Muerte del guarura

José Pérez Chowell

 

Nos vimos de frente, los dos deshechos, sin que asomaran aquellas lágrimas que un quince de septiembre sellaron nuestra alianza.

Todo había terminado, políticamente hablando, para el señor. De nada valió que me hubiera batido como lo hice, para conservarme a su lado. De nada valió la muerte de Tereso o la de mis compañeros de toda la vida. Todo acabó cuando el odio fue más fuerte que la convicción política de quien creíamos llevaba las riendas del gobierno.

La guerra desatada en mil novecientos sesenta y ocho no podía terminar en mil novecientos setenta y siete. El enfermo de poder aún gobernaba, aún decidía quién sí y quién no. El hombre a quien no se me permitió aniquilar cuando era oportuno, aún estaba insatisfecho, no concebía que alguien le hiciera sombra, que alguien pudiera delatarlo, y dio un golpe más, un golpe que, como todos los suyos, fue artero.

El señor volvía al retiro, obligado por el odio y el rencor de un enfermo mental que manipulaba el poder constituido, al amparo de las reglas del juego del bien revolucionario.

¡Me cago en la revolución y en los revolucionarios! Me cago en los pusilánimes y en los mangoneados.

–Déjeme matarlo, señor.

–Olvídelo, Lara, no podemos hacer nada.

–Señor, no puede usted aceptar esto; no le dé gusto a ese hijo de perra; déjeme acabar con él.

–¿Con qué lo haría?

–Buscaría la manera.

–¿En París?

–Donde fuera.

–Olvídelo, Lara, ya no tenemos nada que hacer. Debo disciplinarme a las disposiciones del partido. Olvídelo.

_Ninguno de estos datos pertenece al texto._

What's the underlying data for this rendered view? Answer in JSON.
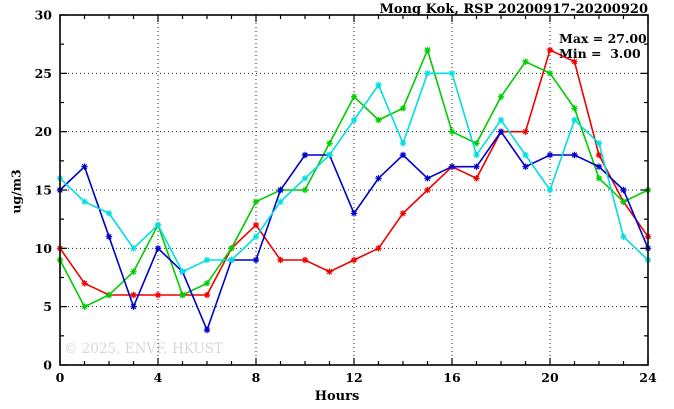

¿Hasta dónde puede cegarse un hombre? ¿Qué razones me esconde para no querer hacer lo que la lógica más elemental aconseja?

 

–Señor, ese hombre no va a descansar hasta verlo muerto.

–Si así ha de ser, ¿qué le vamos a hacer?

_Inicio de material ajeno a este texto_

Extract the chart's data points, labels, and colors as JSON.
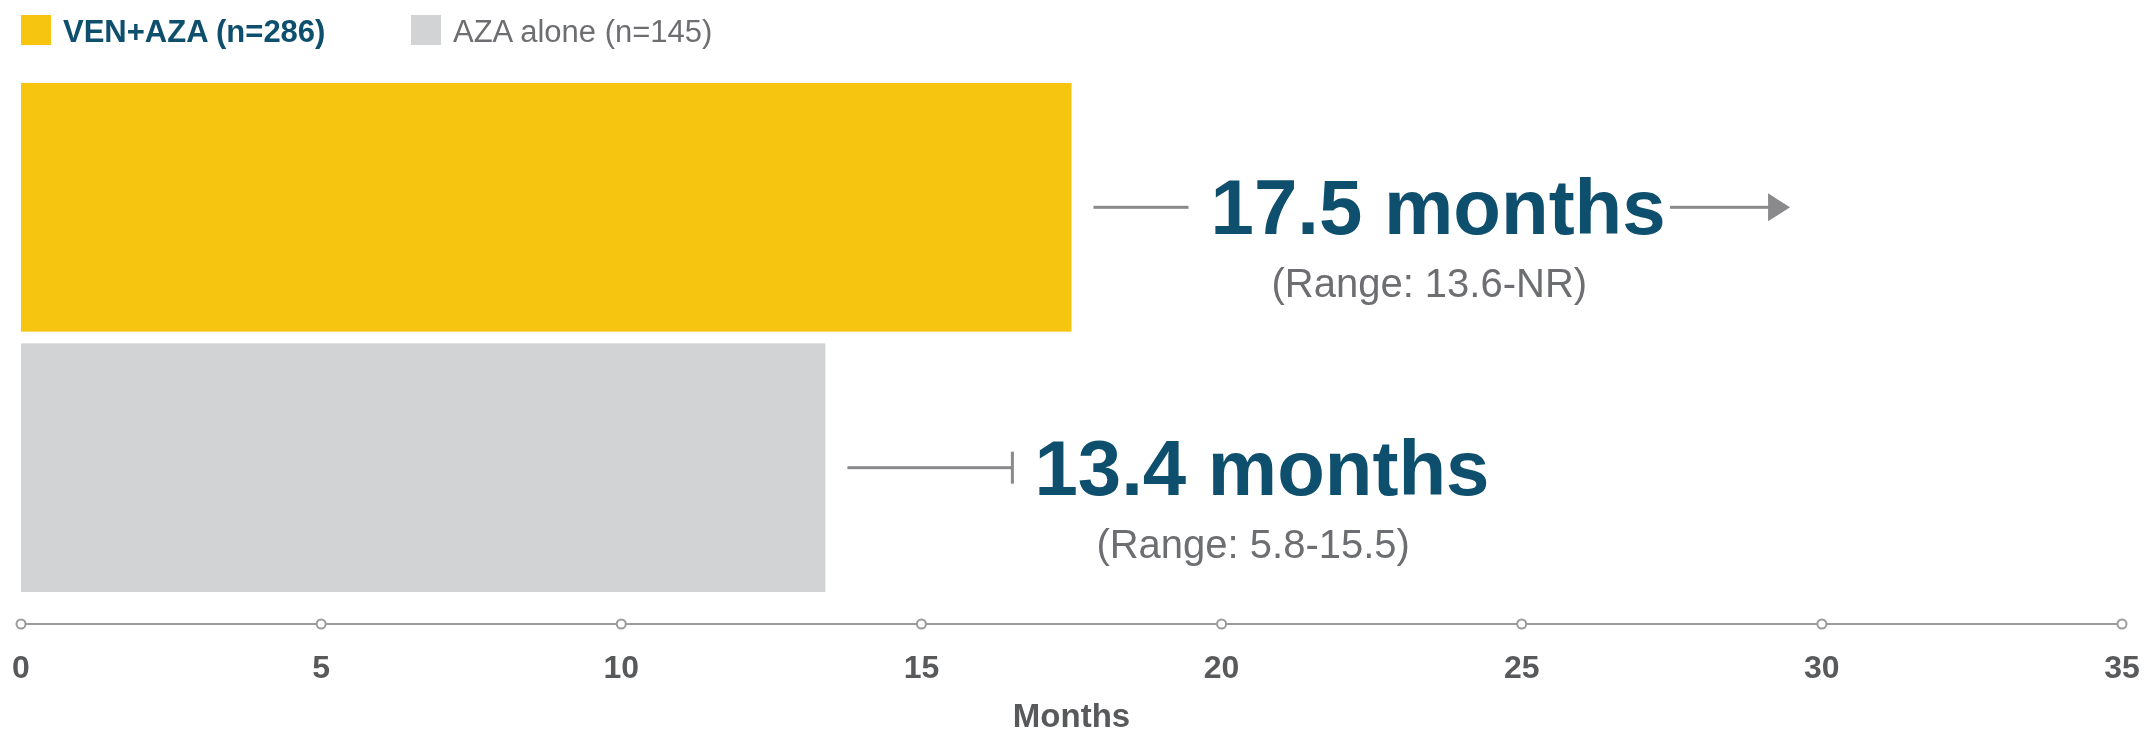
{
  "chart_data": {
    "type": "bar",
    "orientation": "horizontal",
    "categories": [
      null,
      null
    ],
    "series": [
      {
        "name": "VEN+AZA (n=286)",
        "color": "#f6c510",
        "values": [
          17.5,
          null
        ],
        "value_labels": [
          "17.5 months",
          null
        ]
      },
      {
        "name": "AZA alone (n=145)",
        "color": "#d1d3d4",
        "values": [
          null,
          13.4
        ],
        "value_labels": [
          null,
          "13.4 months"
        ]
      }
    ],
    "annotations": [
      "(Range: 13.6-NR)",
      "(Range: 5.8-15.5)"
    ],
    "xlabel": "Months",
    "xlim": [
      0,
      35
    ],
    "xticks": [
      0,
      5,
      10,
      15,
      20,
      25,
      30,
      35
    ],
    "legend": "top left",
    "stacked": true
  }
}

–¡Señor! No puede cruzarse de brazos a esperar que lo maten.

–¿Y qué puedo hacer ya?

–Mucho, señor, puede hacer mucho.

–No, Lara, ya no hay nada que hacer.

–Hable entonces con el presidente.

–Basta, Lara, no sabes lo que dices.

–Inténtelo siquiera, que le den una explicación.

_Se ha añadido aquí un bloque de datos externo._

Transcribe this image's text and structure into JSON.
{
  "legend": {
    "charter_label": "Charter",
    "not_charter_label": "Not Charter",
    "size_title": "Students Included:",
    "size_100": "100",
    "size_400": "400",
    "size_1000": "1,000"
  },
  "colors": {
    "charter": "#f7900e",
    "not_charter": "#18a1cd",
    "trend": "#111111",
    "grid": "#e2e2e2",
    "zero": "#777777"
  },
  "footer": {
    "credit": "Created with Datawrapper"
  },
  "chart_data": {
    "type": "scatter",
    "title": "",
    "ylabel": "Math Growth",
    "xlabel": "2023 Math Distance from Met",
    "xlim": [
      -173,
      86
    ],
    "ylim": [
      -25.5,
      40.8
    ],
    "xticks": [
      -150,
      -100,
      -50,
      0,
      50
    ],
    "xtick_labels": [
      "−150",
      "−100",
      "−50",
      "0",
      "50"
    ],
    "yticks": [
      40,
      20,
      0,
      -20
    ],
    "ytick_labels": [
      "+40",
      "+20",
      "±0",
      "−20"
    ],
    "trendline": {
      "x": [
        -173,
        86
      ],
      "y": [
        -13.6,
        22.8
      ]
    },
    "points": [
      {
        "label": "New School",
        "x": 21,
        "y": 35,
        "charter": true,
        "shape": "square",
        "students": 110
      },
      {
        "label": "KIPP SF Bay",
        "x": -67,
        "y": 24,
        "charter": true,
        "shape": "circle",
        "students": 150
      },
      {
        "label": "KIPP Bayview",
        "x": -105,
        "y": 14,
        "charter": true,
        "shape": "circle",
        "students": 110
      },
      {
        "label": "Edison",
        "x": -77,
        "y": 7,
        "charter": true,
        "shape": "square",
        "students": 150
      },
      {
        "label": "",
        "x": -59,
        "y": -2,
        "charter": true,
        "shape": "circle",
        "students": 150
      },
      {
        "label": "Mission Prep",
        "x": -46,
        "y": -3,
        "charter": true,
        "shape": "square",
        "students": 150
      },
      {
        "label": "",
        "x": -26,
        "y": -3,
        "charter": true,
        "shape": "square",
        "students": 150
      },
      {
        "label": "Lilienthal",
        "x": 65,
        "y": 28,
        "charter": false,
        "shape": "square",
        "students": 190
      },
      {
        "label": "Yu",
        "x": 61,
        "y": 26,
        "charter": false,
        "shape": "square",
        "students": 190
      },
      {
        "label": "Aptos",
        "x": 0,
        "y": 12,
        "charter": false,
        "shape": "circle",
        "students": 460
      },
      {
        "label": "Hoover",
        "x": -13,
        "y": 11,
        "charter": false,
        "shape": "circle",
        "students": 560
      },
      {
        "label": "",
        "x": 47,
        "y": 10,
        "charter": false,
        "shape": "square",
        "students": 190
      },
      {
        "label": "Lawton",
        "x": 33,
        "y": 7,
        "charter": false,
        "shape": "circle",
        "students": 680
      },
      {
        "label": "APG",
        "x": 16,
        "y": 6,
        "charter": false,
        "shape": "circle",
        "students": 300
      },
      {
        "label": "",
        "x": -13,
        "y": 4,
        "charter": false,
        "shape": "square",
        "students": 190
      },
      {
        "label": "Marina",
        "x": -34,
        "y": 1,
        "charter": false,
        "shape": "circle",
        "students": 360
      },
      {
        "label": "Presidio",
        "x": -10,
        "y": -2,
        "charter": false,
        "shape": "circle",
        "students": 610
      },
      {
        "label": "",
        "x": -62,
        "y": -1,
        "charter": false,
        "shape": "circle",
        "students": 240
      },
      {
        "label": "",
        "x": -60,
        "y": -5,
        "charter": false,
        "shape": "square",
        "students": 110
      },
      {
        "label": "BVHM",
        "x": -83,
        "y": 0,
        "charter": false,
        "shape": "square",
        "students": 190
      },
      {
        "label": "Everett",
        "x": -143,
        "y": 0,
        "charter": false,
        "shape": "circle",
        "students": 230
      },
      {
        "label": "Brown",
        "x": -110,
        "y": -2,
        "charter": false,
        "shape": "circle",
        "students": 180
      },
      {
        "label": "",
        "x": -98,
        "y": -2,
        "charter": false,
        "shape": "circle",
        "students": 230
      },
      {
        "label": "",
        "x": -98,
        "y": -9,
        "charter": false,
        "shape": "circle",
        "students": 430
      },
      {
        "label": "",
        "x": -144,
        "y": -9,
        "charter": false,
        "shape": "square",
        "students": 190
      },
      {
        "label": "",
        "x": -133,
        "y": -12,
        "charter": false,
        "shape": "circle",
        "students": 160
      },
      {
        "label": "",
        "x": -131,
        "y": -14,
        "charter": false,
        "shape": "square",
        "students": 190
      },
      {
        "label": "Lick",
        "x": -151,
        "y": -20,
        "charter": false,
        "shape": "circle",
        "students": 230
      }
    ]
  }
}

–Para qué si ya la sé. Violé las leyes del juego. No soy diplomático, no soy un buen político.

–Pero lo conocían, sabían como era y lo llamaron. Ahora que lo sostengan.

–Ya retírese, Lara.

–No señor, discúlpeme pero no me voy hasta que no me autorice a hacer lo que es mi obligación.

–Su obligación principal, una vez más se lo digo, es plegarse a mis órdenes.

–Señor, trate de entenderme.

–Lo entiendo y no comparto su punto de vista. Es todo.

–Señor...

–Lara, si de verdad quiere servirme, deme un tiro.

–Eso no lo haré, señor.

–¿Por qué? ¿Tiene miedo?

–No es eso, señor.

–¿Entonces ya no quiere obedecerme?

–Lo obedezco, señor.

–Pues deme un balazo.

–No a usted, señor, usted no es quien lo necesita.

–Si lo pido es porque sé que lo necesito.

–Pero no se lo voy a dar, señor.

–Entonces me lo daré yo.

–¿Qué haré después, señor?

–Buscar acomodo por ahí, no le faltará dónde.

–No piense en tonterías, señor.

De pronto ya no éramos amo y criado. Éramos hombres, sencillamente hombres. Se acabaron los protocolos. Sacó su pistola, yo saqué la mía, y los dos sentimos el frío del cañón en el paladar.  

 

 

José Pérez Chowell
Abogado de profesión. Llega a Irapuato proveniente del D.F a principio de los años ochenta del siglo pasado y se dedica al periodismo y la docencia. Fue colaborador de la extinta revista Impacto. Varios libros publicados. Falleció en el año 2011.